Avatar of Melissa Monteiro

Melissa Monteiro WNM

monteiro_promax Since 2024 (Active) Chess.com ♟♟♟♟♟
55.5%- 40.5%- 4.1%
Bullet 1518
15W 20L 2D
Blitz 1916
117W 92L 10D
Rapid 2215
86W 47L 4D
Coach Chesswick's Profile Photo
Coach Chesswick

Quick recap of your most recent games

Nice run of wins and some useful lessons from a recent loss. I reviewed your latest decisive games so you can quickly replay the critical moments.

What you are doing well

You have clear strengths that are winning you blitz games. Keep building on these.

  • Strong opening repertoire in Caro-Kann and QGD Chigorin lines. You get comfortable structures and good middlegame plans from those openings.
  • Excellent endgame awareness in several wins. You convert advanced passed pawns and execute promotions confidently.
  • Good piece coordination when you attack the enemy king side and when bringing the queen into the opponent camp. In your latest long win you repeatedly checked and forced the king into passive squares before finishing with a mating net.
  • Practical decision making under time pressure. You often find strong forcing continuations even when the clock is ticking.

Most important areas to improve

Small and consistent improvements will raise your blitz performance rapidly. Focus on these three areas first.

  • Time management without increment. In several games you took a long time early and then had little margin later. Try to keep a 15 to 30 second buffer on the clock so you do not panic in the final phase.
  • Opening moderation and move speed in quiet positions. When the position is standard and safe, play known developing moves fast. Save time for tactical or unfamiliar moments.
  • Tactical vigilance in the opening and early middlegame. Some losses come from quick tactical shots or simplified positions where you later missed a resource. Run focused puzzle work on forks, discovered attacks, and queen checks.

Concrete next steps and training plan

Here is a short weekly plan you can follow. It is compact and blitz friendly.

  • Daily (15–20 minutes): Tactics puzzles. Emphasize pattern recognition rather than full calculation. Do 40 to 60 small puzzles; track themes that trip you.
  • 3 times per week (20 minutes): Endgame drills. Focus on king and pawn vs king, rook endgames, and queening patterns. Practice converting a passed pawn with the king active.
  • 2 times per week (30 minutes): Opening review. Choose one opening line you play often like the Caro-Kann Exchange or QGD Chigorin. Study one typical plan and 2-3 common tactical traps your opponents use.
  • After each loss: Do a 10–15 minute post-mortem. Replay the game and ask: when did the evaluation swing? Could I simplify or trade pieces instead of complicating? Try to identify the one turning move.
  • Blitz practice: Play two focused blitz sessions per week where your goal is time control rather than rating. Aim to keep 20 to 30 seconds average at move 20.

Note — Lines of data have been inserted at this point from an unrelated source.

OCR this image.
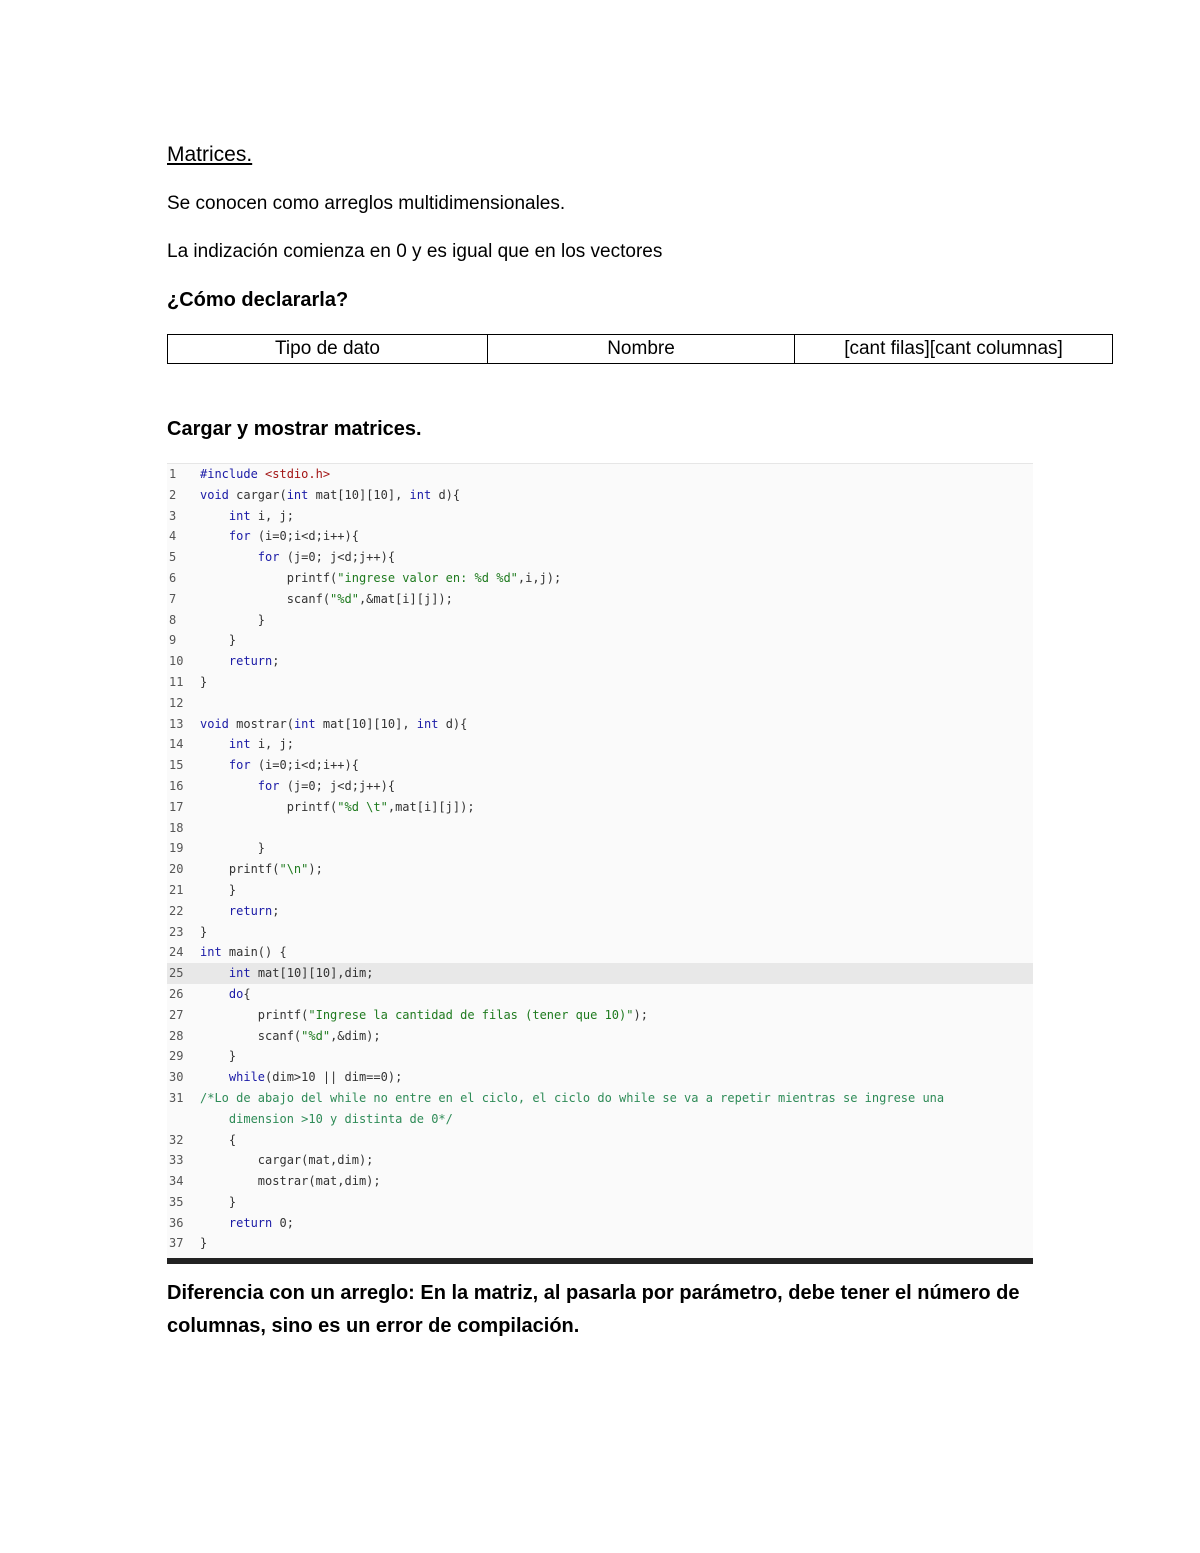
Matrices.

Se conocen como arreglos multidimensionales.

La indización comienza en 0 y es igual que en los vectores

¿Cómo declararla?
Tipo de dato	Nombre	[cant filas][cant columnas]
Cargar y mostrar matrices.
1	#include <stdio.h>
2	void cargar(int mat[10][10], int d){
3	int i, j;
4	for (i=0;i<d;i++){
5	for (j=0; j<d;j++){
6	printf("ingrese valor en: %d %d",i,j);
7	scanf("%d",&mat[i][j]);
8	}
9	}
10	return;
11	}
12
13	void mostrar(int mat[10][10], int d){
14	int i, j;
15	for (i=0;i<d;i++){
16	for (j=0; j<d;j++){
17	printf("%d \t",mat[i][j]);
18
19	}
20	printf("\n");
21	}
22	return;
23	}
24	int main() {
25	int mat[10][10],dim;
26	do{
27	printf("Ingrese la cantidad de filas (tener que 10)");
28	scanf("%d",&dim);
29	}
30	while(dim>10 || dim==0);
31	/*Lo de abajo del while no entre en el ciclo, el ciclo do while se va a repetir mientras se ingrese una
dimension >10 y distinta de 0*/
32	{
33	cargar(mat,dim);
34	mostrar(mat,dim);
35	}
36	return 0;
37	}

Diferencia con un arreglo: En la matriz, al pasarla por parámetro, debe tener el número de columnas, sino es un error de compilación.
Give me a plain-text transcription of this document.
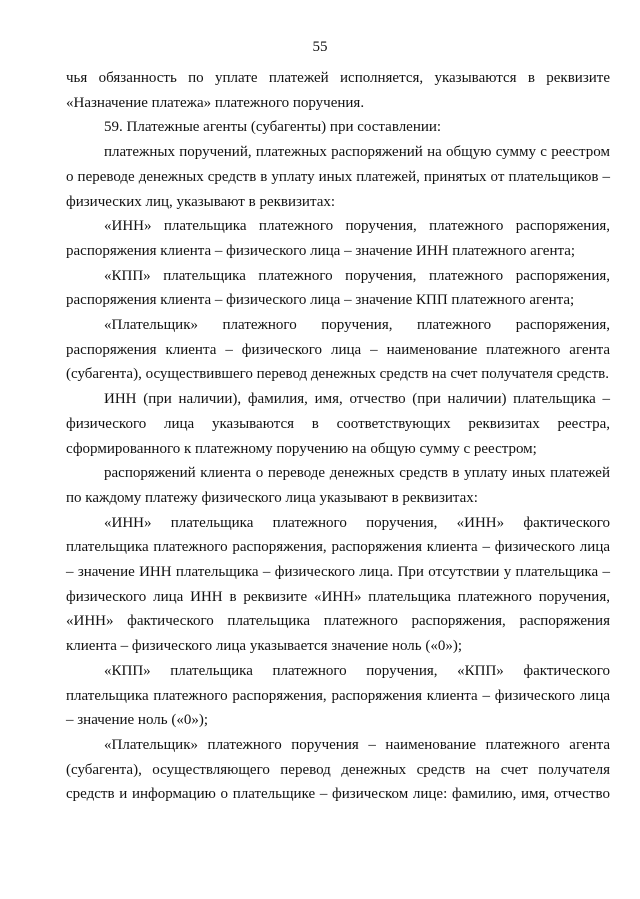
55

чья обязанность по уплате платежей исполняется, указываются в реквизите «Назначение платежа» платежного поручения.

59. Платежные агенты (субагенты) при составлении:

платежных поручений, платежных распоряжений на общую сумму с реестром о переводе денежных средств в уплату иных платежей, принятых от плательщиков – физических лиц, указывают в реквизитах:

«ИНН» плательщика платежного поручения, платежного распоряжения, распоряжения клиента – физического лица – значение ИНН платежного агента;

«КПП» плательщика платежного поручения, платежного распоряжения, распоряжения клиента – физического лица – значение КПП платежного агента;

«Плательщик» платежного поручения, платежного распоряжения, распоряжения клиента – физического лица – наименование платежного агента (субагента), осуществившего перевод денежных средств на счет получателя средств.

ИНН (при наличии), фамилия, имя, отчество (при наличии) плательщика – физического лица указываются в соответствующих реквизитах реестра, сформированного к платежному поручению на общую сумму с реестром;

распоряжений клиента о переводе денежных средств в уплату иных платежей по каждому платежу физического лица указывают в реквизитах:

«ИНН» плательщика платежного поручения, «ИНН» фактического плательщика платежного распоряжения, распоряжения клиента – физического лица – значение ИНН плательщика – физического лица. При отсутствии у плательщика – физического лица ИНН в реквизите «ИНН» плательщика платежного поручения, «ИНН» фактического плательщика платежного распоряжения, распоряжения клиента – физического лица указывается значение ноль («0»);

«КПП» плательщика платежного поручения, «КПП» фактического плательщика платежного распоряжения, распоряжения клиента – физического лица – значение ноль («0»);

«Плательщик» платежного поручения – наименование платежного агента (субагента), осуществляющего перевод денежных средств на счет получателя средств и информацию о плательщике – физическом лице: фамилию, имя, отчество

Practical tips to use during your next blitz session

  • When you have a comfortable position, make simple developing moves quickly. Avoid deep thinking on routine moves.
  • If your opponent castles opposite, prioritize opening a lane on the side where you attack and activate rooks and queen to the seventh or eighth rank.
  • In endgames with passed pawns, centralize your king early. You did this well in your recent wins that ended with promotion.
  • When ahead in material trade pieces not pawns. Simplification reduces counterplay and time pressure risk.
  • Keep a short checklist before every move in blitz: king safety, hanging pieces, opponent threats this turn, your immediate tactical ideas.

Games to review (priority)

Replay these with a focus on the exact moments suggested below.

  • Latest long win: Replay the full game — watch how you used queen checks and a passed pawn to force the king into a mating net. Note the transition from piece activity to pawn promotion.
  • Earlier win with quick queening: Replay the queening sequence — study the pawn breakthrough and how you supported the pawn and king simultaneously.
  • Recent abandoned loss: Open the aborted game — even if it ended early, replay the opening and double check move orders and tactical resources around move 6 to 10.

Small checklist to apply right now

  • Before the game: 5 minute warmup — 10 quick puzzles and one short opening review.
  • During the game: move fast on routine developing moves. Reserve time for forcing sequences.
  • After the game: pick one position where you were unsure and study that single position for 5–10 minutes.

Keep going

Your rating history shows strong periods and a positive long term slope. With a little targeted practice on time management and tactical awareness you will convert more of your good positions and climb steadily. If you want, I can generate a 4-week personalized training schedule and mark which openings to drill each week.